Writing in a recent issue of Christianity magazine, Andy Walton asks if some of our modern worship songs so lack freshness, creativity and effort, that they could easily have been written by a blindfolded monkey.
I must admit to having some sympathy with this position, even though I certainly don’t want to seem ungrateful for all the skill, effort and commitment that musicians put into our worship ‘experience’.
I’m not going to comment on the musical quality of today’s worship songs, not because it’s unimportant, but because its importance is secondary. Music is the vehicle, whereas words are the freight.
It is not only modern worship songs that suffer overmuch from cliched, repetitive, unimaginative, or even banal lyrics. A generation that sang
In my heart there rings a melody
there rings a melody
with heavenly harmony
In my heart there rings a melody
there rings a melody of love
…and so on, has no right to complain when today’s congregations sing…

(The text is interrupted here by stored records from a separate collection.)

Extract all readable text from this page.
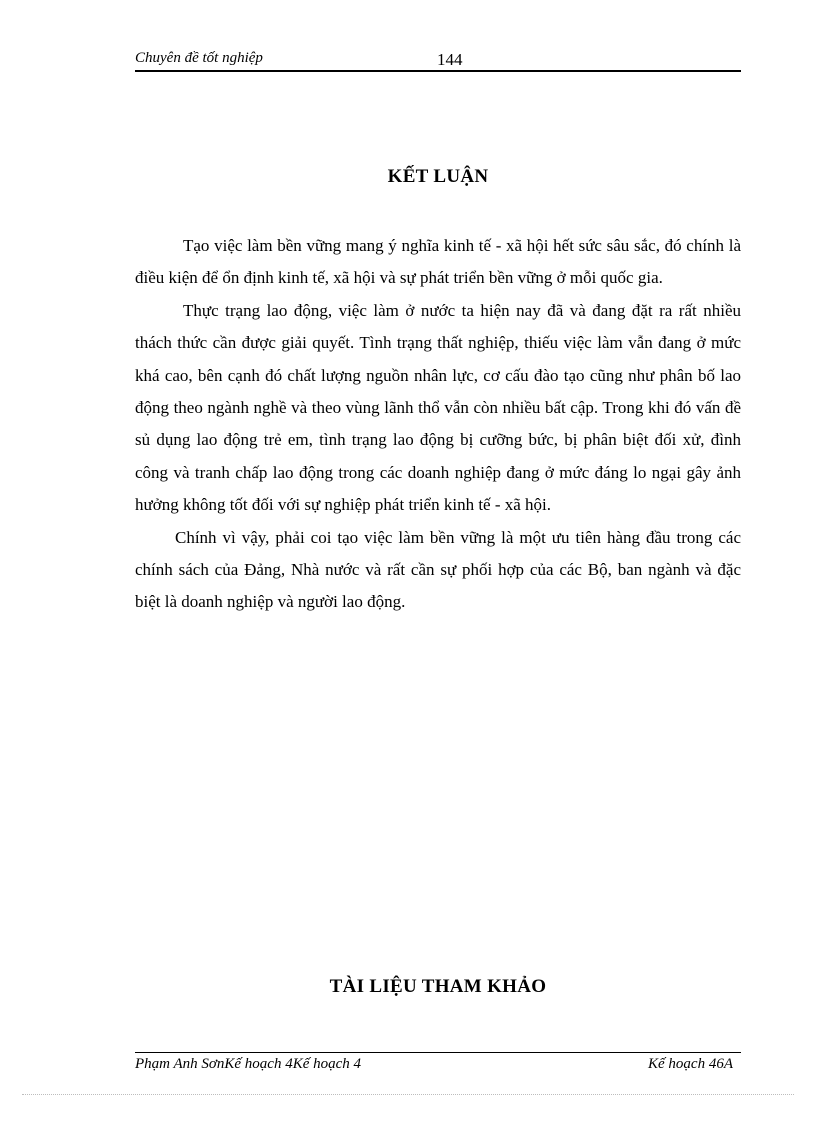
Chuyên đề tốt nghiệp	144
KẾT LUẬN

Tạo việc làm bền vững mang ý nghĩa kinh tế - xã hội hết sức sâu sắc, đó chính là điều kiện để ổn định kinh tế, xã hội và sự phát triển bền vững ở mỗi quốc gia.

Thực trạng lao động, việc làm ở nước ta hiện nay đã và đang đặt ra rất nhiều thách thức cần được giải quyết. Tình trạng thất nghiệp, thiếu việc làm vẫn đang ở mức khá cao, bên cạnh đó chất lượng nguồn nhân lực, cơ cấu đào tạo cũng như phân bố lao động theo ngành nghề và theo vùng lãnh thổ vẫn còn nhiều bất cập. Trong khi đó vấn đề sủ dụng lao động trẻ em, tình trạng lao động bị cưỡng bức, bị phân biệt đối xử, đình công và tranh chấp lao động trong các doanh nghiệp đang ở mức đáng lo ngại gây ảnh hưởng không tốt đối với sự nghiệp phát triển kinh tế - xã hội.

Chính vì vậy, phải coi tạo việc làm bền vững là một ưu tiên hàng đầu trong các chính sách của Đảng, Nhà nước và rất cần sự phối hợp của các Bộ, ban ngành và đặc biệt là doanh nghiệp và người lao động.

TÀI LIỆU THAM KHẢO
Phạm Anh SơnKế hoạch 4Kế hoạch 4	Kế hoạch 46A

Praise is rising, eyes are turning to you
We turn to you
Hope is stirring, hearts are yearning for you
We long for you
When we see you we find strength to face the day
In your presence all our fears are washed away, washed away
…and so on.
The question few people seem to be asking is, How did we get here? Let us try to trace the family tree of modern worship songs. Andy Walton takes us back one step, to the charismatic movement which gave us publications such as Sound of Living Waters (1974). Go back one stage further and we find ourselves in the youth-oriented folk/pop developments of the 1960s, and to the simple choruses and songs of Youth Praise (1966). Go back one more stage and where are we? Why, we are back in the 1920s and CSSM Choruses. Now, CSSM (which was the pre-cursor of Scripture Union) stood for ‘Children’s Special Service Mission’. Of course, I have nothing in principle against children’s songs and choruses. But it may just be, if the historical sketch I have just given makes any sense at all, that we just need to grow up in our praise and worship.
As Andy Walton points out, there’s nothing intrinsically wrong in repeating familiar words. If there were, we would have to ban the Lord’s Prayer from our churches.
I’m not sure I agree that ‘a limited vocabulary of worship can lead to a limited spiritual experience.’ I suspect that it’s the other way round: a limited spiritual experience leads to a limited vocabulary of worship. But I do agree that Scripture, and the history of Christian worship down the ages, show that there are areas of Christian belief and experience that remain simply untouched by popular worship songs:-
One Bible commentary suggests the book of Psalms alone contains 16 different types of ‘song’, with topics including praise, perseverance, confession, judgement, crisis, wrath and integrity. That’s before we even get onto the likes of Lamentations and Song of Songs. For the writer who feels uninspired, there are vast resources in scripture to use as a basis for lyrics, as well as 2,000 years of Christian wisdom.
Let our knowledge of Scripture be deeper, and our spiritual experience richer, and our worship will follow. Any other way is mere pretence – full of words and music, but signfiying nothing.